Itu sebabnya, materi hafalan Alquran dijadikan bahan ajar pokok. Diharapkan hal ini dapat menjadi “obat” rohani bagi para santri sehingga bisa bangkit dan mandiri. “Seperti sabda Rasulullah SAW, Alquran itu adalah syifa atau obat bagi rohani kita. Dengan begitu, anak-anak bisa tumbuh menjadi generasi berkualitas dengan latar belakang sebagai hafiz (penghafal Alquran, Red),” sambung pria berkacamata ini.

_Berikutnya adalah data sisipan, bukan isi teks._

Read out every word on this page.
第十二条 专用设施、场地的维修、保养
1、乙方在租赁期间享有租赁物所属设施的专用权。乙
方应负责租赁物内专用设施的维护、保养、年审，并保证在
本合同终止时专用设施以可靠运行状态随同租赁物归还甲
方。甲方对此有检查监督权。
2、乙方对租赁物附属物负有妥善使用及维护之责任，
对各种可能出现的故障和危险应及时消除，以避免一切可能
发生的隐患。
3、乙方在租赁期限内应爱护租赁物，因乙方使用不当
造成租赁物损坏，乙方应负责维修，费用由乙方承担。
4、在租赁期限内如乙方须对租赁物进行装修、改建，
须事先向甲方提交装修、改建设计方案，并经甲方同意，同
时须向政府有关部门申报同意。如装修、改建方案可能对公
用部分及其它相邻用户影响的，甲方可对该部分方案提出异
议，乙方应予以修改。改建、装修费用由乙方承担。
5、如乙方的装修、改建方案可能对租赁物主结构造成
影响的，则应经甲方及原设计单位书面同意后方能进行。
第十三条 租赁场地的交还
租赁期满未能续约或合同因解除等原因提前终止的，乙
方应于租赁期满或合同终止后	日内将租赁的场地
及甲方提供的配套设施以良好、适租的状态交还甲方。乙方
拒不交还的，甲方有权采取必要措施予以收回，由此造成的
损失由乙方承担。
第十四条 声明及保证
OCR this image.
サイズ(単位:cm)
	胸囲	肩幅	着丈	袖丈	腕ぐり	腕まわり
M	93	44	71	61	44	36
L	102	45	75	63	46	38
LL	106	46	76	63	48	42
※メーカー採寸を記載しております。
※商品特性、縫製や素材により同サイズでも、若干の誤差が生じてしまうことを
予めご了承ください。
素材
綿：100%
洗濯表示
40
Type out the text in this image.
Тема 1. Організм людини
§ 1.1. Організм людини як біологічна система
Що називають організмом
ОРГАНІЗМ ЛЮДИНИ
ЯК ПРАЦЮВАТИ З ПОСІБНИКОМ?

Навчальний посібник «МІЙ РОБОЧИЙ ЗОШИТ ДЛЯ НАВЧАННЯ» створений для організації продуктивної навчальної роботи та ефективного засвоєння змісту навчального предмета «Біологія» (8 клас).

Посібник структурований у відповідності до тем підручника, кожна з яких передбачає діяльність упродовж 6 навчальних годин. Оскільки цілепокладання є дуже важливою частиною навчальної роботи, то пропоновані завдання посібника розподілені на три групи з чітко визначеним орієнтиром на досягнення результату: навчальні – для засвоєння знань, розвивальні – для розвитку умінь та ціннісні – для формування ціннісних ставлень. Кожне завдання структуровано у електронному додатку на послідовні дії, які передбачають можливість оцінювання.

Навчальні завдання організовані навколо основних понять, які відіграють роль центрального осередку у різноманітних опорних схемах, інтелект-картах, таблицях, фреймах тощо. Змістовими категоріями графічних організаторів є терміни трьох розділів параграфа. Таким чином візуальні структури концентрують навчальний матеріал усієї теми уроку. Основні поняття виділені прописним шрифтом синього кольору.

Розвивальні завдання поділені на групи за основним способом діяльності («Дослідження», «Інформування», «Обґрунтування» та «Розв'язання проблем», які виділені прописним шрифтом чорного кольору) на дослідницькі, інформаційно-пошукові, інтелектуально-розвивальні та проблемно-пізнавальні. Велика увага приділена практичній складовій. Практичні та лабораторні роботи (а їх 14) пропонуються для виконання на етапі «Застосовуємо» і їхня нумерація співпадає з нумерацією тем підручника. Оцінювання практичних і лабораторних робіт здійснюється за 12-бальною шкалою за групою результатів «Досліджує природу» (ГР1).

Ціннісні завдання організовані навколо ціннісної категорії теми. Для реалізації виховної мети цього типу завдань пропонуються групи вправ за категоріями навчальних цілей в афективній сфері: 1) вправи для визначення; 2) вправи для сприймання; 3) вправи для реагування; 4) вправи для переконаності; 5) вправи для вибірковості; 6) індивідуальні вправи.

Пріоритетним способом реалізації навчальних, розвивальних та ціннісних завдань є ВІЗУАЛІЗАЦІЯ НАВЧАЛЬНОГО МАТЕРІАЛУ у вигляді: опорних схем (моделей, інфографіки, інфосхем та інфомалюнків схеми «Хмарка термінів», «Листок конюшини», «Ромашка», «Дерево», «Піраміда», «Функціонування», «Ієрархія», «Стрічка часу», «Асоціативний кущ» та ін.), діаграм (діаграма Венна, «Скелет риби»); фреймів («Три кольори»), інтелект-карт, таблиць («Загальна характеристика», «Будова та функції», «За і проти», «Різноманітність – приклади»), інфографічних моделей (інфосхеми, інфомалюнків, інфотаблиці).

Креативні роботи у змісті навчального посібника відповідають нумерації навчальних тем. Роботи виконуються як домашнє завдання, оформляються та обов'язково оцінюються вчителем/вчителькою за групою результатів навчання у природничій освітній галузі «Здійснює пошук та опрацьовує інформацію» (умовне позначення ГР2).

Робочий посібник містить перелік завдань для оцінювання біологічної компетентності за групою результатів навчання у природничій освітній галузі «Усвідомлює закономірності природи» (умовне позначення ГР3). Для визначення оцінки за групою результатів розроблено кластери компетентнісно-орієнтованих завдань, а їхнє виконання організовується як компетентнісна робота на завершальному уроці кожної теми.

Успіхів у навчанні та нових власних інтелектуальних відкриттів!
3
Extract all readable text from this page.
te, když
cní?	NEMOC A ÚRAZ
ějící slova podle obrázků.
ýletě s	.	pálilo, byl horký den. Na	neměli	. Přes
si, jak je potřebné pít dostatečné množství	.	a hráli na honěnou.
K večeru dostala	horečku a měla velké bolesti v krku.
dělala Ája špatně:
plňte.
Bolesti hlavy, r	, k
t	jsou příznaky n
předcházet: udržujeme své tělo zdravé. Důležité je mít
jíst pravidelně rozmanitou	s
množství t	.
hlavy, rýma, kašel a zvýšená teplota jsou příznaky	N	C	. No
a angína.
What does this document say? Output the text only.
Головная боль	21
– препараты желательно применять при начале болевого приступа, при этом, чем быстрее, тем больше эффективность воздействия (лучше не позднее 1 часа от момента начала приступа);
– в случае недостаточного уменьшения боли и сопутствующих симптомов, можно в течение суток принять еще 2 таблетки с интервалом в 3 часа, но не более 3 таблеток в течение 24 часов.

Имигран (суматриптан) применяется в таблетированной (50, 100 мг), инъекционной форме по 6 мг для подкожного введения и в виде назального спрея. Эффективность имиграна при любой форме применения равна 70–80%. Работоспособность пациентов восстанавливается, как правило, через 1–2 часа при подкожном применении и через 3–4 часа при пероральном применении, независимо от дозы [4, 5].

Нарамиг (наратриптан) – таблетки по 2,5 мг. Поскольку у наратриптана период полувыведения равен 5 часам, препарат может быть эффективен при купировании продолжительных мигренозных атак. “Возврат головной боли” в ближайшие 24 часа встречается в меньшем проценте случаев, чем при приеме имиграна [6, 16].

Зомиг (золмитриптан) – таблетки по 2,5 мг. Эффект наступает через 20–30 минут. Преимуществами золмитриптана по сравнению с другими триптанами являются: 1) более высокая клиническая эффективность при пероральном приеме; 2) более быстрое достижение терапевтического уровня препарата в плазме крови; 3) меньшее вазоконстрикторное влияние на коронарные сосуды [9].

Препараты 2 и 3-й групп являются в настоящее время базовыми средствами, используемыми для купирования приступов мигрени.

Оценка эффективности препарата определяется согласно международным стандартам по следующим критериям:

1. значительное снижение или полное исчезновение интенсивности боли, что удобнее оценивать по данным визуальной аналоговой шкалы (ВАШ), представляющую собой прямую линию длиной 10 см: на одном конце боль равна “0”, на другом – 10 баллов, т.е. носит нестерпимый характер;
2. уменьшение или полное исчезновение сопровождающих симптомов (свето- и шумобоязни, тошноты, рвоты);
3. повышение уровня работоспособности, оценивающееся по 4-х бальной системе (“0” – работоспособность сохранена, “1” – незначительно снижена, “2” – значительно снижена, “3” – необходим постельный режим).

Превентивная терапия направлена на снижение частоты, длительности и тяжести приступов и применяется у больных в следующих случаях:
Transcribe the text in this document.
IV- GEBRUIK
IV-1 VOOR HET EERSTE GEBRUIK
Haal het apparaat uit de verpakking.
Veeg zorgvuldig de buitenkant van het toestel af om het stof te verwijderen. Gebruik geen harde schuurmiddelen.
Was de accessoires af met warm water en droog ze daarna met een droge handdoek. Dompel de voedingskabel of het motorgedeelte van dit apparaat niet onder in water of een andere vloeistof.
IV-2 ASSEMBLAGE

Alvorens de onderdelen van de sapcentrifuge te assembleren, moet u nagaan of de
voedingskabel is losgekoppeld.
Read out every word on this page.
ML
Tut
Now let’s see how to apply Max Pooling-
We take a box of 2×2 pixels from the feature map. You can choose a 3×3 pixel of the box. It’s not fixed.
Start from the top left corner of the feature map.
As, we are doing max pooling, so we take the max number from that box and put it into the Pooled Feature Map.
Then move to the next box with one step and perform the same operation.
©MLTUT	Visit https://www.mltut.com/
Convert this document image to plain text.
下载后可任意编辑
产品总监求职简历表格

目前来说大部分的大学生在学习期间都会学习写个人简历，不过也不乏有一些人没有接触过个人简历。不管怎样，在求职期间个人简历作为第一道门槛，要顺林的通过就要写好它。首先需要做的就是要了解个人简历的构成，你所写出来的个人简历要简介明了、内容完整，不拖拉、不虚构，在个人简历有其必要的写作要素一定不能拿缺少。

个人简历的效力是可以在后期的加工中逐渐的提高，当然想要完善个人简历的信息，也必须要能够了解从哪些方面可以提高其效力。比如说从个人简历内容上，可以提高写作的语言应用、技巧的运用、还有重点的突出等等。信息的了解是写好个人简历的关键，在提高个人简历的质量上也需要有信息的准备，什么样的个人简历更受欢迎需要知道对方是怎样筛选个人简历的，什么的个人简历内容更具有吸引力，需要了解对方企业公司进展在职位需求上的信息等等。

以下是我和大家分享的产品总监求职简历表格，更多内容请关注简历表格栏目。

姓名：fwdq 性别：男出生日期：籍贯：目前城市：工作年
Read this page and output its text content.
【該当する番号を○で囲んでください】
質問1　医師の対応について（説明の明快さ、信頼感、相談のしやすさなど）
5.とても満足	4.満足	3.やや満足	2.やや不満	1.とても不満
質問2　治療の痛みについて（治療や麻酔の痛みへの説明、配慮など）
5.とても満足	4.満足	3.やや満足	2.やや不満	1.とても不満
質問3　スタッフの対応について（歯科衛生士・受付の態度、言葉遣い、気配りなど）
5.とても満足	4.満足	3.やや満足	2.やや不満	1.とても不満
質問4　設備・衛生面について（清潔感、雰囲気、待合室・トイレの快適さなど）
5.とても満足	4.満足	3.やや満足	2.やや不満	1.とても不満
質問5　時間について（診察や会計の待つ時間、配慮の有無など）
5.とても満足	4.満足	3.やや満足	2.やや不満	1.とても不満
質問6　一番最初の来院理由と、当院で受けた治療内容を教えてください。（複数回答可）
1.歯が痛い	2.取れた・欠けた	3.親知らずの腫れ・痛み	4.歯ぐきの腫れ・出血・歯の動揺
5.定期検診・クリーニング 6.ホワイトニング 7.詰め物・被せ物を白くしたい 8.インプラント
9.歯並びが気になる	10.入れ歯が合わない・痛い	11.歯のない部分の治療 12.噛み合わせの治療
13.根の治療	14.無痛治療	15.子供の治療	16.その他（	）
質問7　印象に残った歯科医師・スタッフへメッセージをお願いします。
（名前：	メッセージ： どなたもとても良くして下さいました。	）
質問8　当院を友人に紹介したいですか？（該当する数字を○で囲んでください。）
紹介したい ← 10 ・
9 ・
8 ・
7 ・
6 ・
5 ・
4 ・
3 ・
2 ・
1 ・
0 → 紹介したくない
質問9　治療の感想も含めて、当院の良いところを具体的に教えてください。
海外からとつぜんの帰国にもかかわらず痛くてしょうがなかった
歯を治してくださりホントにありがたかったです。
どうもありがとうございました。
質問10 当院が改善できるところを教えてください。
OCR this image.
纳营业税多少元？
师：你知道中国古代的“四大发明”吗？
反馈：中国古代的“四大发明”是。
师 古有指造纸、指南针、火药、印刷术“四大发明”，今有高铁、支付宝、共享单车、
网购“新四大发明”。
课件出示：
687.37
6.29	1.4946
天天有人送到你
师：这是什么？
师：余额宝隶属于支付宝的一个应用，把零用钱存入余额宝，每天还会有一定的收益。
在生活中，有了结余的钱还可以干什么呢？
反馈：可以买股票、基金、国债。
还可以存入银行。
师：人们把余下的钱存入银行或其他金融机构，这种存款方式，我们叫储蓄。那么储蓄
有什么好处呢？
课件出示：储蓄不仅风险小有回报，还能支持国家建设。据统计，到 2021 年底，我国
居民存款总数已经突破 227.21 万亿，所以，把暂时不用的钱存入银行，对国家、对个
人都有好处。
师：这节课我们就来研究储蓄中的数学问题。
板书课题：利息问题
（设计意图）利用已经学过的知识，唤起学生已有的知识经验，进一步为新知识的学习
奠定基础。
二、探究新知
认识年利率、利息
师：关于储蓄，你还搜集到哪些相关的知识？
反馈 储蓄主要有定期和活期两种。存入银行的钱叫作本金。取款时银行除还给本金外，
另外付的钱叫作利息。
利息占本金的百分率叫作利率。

Pengasuh juga senantiasa menanamkan pola pikir kepada anak-anak ini (para santri, Red), bahwa mereka adalah santri penghafal Alquran mandiri. Para santri juga diberi landasan berfikir bahwa mereka bukanlah anak-anak yang terlantar. Sebab, mereka diberi penekanan bahwa para santri penghafal Alquran adalah calon pemimpin besar.
“Ibu Bung Karno selalu bilang kepada Bung Karno bahwa dia adalah putra sang fajar dan calon pemimpin. Kami di sini juga tidak hanya menyuapi santri. Tapi, kita selalu sampaikan bahwa mereka adalah calon ulama, kiai, dan pemimpin besar,” tegas Mansur. (dit/c1/ady)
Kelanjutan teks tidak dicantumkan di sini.